I'm not a statistician, but I have this feeling that this applies primarily when you're testing for simple things from an uniform population - not for a complex factor which has more possible spurious correlations involved than the number of samples you're taking. So I wouldn't have 95% confidence in a result of a politics poll on 1000 people per country.

(Also, there's selection bias involved, including self-selection if the poll was voluntary. I generally don't trust voluntary opt-in polls much, as it's too easy to get bullshit results from them, and I don't often see people even realizing this.)

EDIT: the poll authors do claim that their results are representative of the nation in some countries:

"16 of the 27 countries surveyed generate nationally representative samples in their countries (Argentina, Australia, Belgium, Canada, France, Germany, Great Britain, Hungary, Italy, Japan, Poland, Serbia, South Korea, Spain, Sweden, and United States).
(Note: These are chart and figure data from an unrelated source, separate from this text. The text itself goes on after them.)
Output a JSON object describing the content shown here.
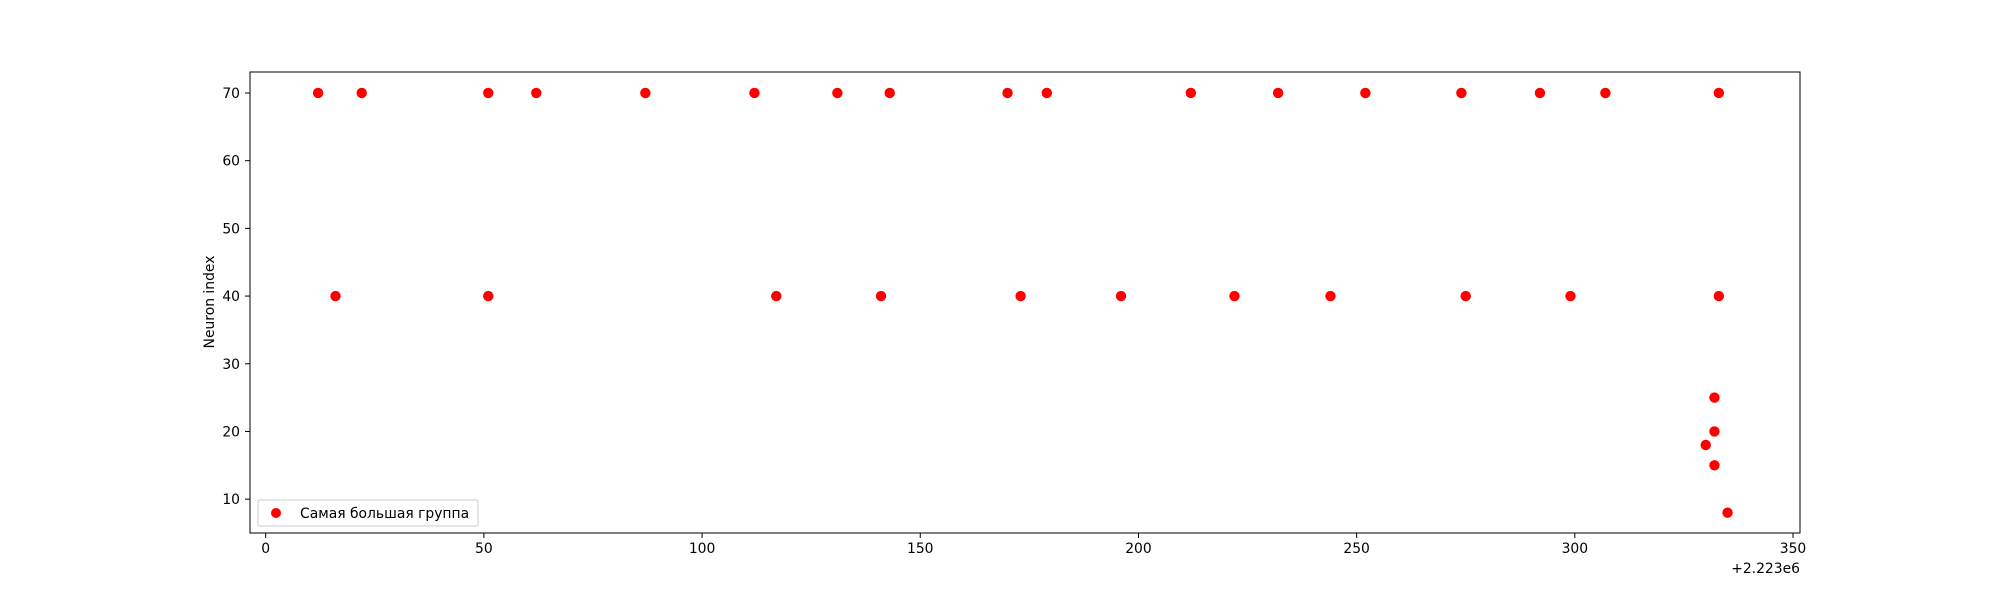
{
  "chart_data": {
    "type": "scatter",
    "title": "",
    "xlabel": "",
    "ylabel": "Neuron index",
    "x_offset_label": "+2.223e6",
    "x_ticks": [
      0,
      50,
      100,
      150,
      200,
      250,
      300,
      350
    ],
    "y_ticks": [
      10,
      20,
      30,
      40,
      50,
      60,
      70
    ],
    "xlim": [
      2222996.4,
      2223351.6
    ],
    "ylim": [
      5.0,
      73.1
    ],
    "grid": false,
    "legend": "lower-left",
    "series": [
      {
        "name": "Самая большая группа",
        "color": "#ff0000",
        "points": [
          {
            "x": 2223012,
            "y": 70
          },
          {
            "x": 2223022,
            "y": 70
          },
          {
            "x": 2223051,
            "y": 70
          },
          {
            "x": 2223062,
            "y": 70
          },
          {
            "x": 2223087,
            "y": 70
          },
          {
            "x": 2223112,
            "y": 70
          },
          {
            "x": 2223131,
            "y": 70
          },
          {
            "x": 2223143,
            "y": 70
          },
          {
            "x": 2223170,
            "y": 70
          },
          {
            "x": 2223179,
            "y": 70
          },
          {
            "x": 2223212,
            "y": 70
          },
          {
            "x": 2223232,
            "y": 70
          },
          {
            "x": 2223252,
            "y": 70
          },
          {
            "x": 2223274,
            "y": 70
          },
          {
            "x": 2223292,
            "y": 70
          },
          {
            "x": 2223307,
            "y": 70
          },
          {
            "x": 2223333,
            "y": 70
          },
          {
            "x": 2223016,
            "y": 40
          },
          {
            "x": 2223051,
            "y": 40
          },
          {
            "x": 2223117,
            "y": 40
          },
          {
            "x": 2223141,
            "y": 40
          },
          {
            "x": 2223173,
            "y": 40
          },
          {
            "x": 2223196,
            "y": 40
          },
          {
            "x": 2223222,
            "y": 40
          },
          {
            "x": 2223244,
            "y": 40
          },
          {
            "x": 2223275,
            "y": 40
          },
          {
            "x": 2223299,
            "y": 40
          },
          {
            "x": 2223333,
            "y": 40
          },
          {
            "x": 2223332,
            "y": 25
          },
          {
            "x": 2223332,
            "y": 20
          },
          {
            "x": 2223330,
            "y": 18
          },
          {
            "x": 2223332,
            "y": 15
          },
          {
            "x": 2223335,
            "y": 8
          }
        ]
      }
    ]
  }
}
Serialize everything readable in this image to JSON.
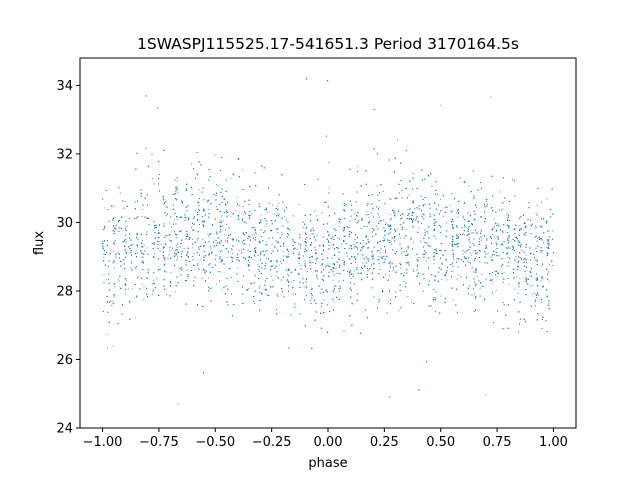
{
  "chart_data": {
    "type": "scatter",
    "title": "1SWASPJ115525.17-541651.3 Period 3170164.5s",
    "xlabel": "phase",
    "ylabel": "flux",
    "xlim": [
      -1.1,
      1.1
    ],
    "ylim": [
      24.0,
      34.8
    ],
    "x_ticks": [
      -1.0,
      -0.75,
      -0.5,
      -0.25,
      0.0,
      0.25,
      0.5,
      0.75,
      1.0
    ],
    "x_tick_labels": [
      "−1.00",
      "−0.75",
      "−0.50",
      "−0.25",
      "0.00",
      "0.25",
      "0.50",
      "0.75",
      "1.00"
    ],
    "y_ticks": [
      24,
      26,
      28,
      30,
      32,
      34
    ],
    "y_tick_labels": [
      "24",
      "26",
      "28",
      "30",
      "32",
      "34"
    ],
    "grid": false,
    "legend": "none",
    "marker_color": "#1f77b4",
    "series": [
      {
        "phase_range": [
          -1.0,
          1.0
        ],
        "mean_flux": 29.3,
        "flux_spread": 0.9,
        "outlier_flux_range": [
          24.5,
          34.3
        ],
        "approx_points": 9000,
        "profile": [
          {
            "phase": -1.0,
            "flux": 29.0
          },
          {
            "phase": -0.9,
            "flux": 29.2
          },
          {
            "phase": -0.8,
            "flux": 29.4
          },
          {
            "phase": -0.7,
            "flux": 29.6
          },
          {
            "phase": -0.6,
            "flux": 29.7
          },
          {
            "phase": -0.5,
            "flux": 29.6
          },
          {
            "phase": -0.4,
            "flux": 29.4
          },
          {
            "phase": -0.3,
            "flux": 29.3
          },
          {
            "phase": -0.2,
            "flux": 29.2
          },
          {
            "phase": -0.1,
            "flux": 29.0
          },
          {
            "phase": 0.0,
            "flux": 28.9
          },
          {
            "phase": 0.1,
            "flux": 29.2
          },
          {
            "phase": 0.2,
            "flux": 29.4
          },
          {
            "phase": 0.3,
            "flux": 29.6
          },
          {
            "phase": 0.4,
            "flux": 29.7
          },
          {
            "phase": 0.5,
            "flux": 29.6
          },
          {
            "phase": 0.6,
            "flux": 29.4
          },
          {
            "phase": 0.7,
            "flux": 29.3
          },
          {
            "phase": 0.8,
            "flux": 29.2
          },
          {
            "phase": 0.9,
            "flux": 29.0
          },
          {
            "phase": 1.0,
            "flux": 28.9
          }
        ]
      }
    ]
  }
}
Brazil, Chile, China, India, Malaysia, Mexico, Peru, Russia, Saudi Arabia, South Africa and Turkey produce a national sample that is considered to represent a more affluent, connected population. These are still a vital social group to understand in these countries, representing an important and emerging middle class."

https://www.ipsos.com/ipsos-mori/en-uk/bbc-global-survey-wor...

How much of it is "just perception" and not actually true?

The mainstream and social media can amplify negative sentiments, which propagate between people. This leads to a bad assessment of reality.

I'd say "almost all", and this is actually the place where perception becomes the reality, for all practical purposes. Society being polarized, vs. everyone believing the society is polarized and acting accordingly, is equivalent in practice.

That's why I believe media people - both mainstream and social - are being dangerously irresponsible my sharing every possible polarizing bullshit to maximize ad clicks. And I mean "dangerously" as in "could cause significant loss of life at some point".

In regards to immigration issues, the best long term solution is to build up Middle Eastern nations as productive societies capable of providing a comfortable life for their citizens.

Consider the US's Marshall Plan for rebuilding Europe post WW2. Western nations must partner in a concerted effort to build up Middle Eastern nations, rather than funding destructive and chaos inducing wars and revolutions.

They tried that in Iraq, and ran out of money a trillon dollars later without addressing any of the real problems.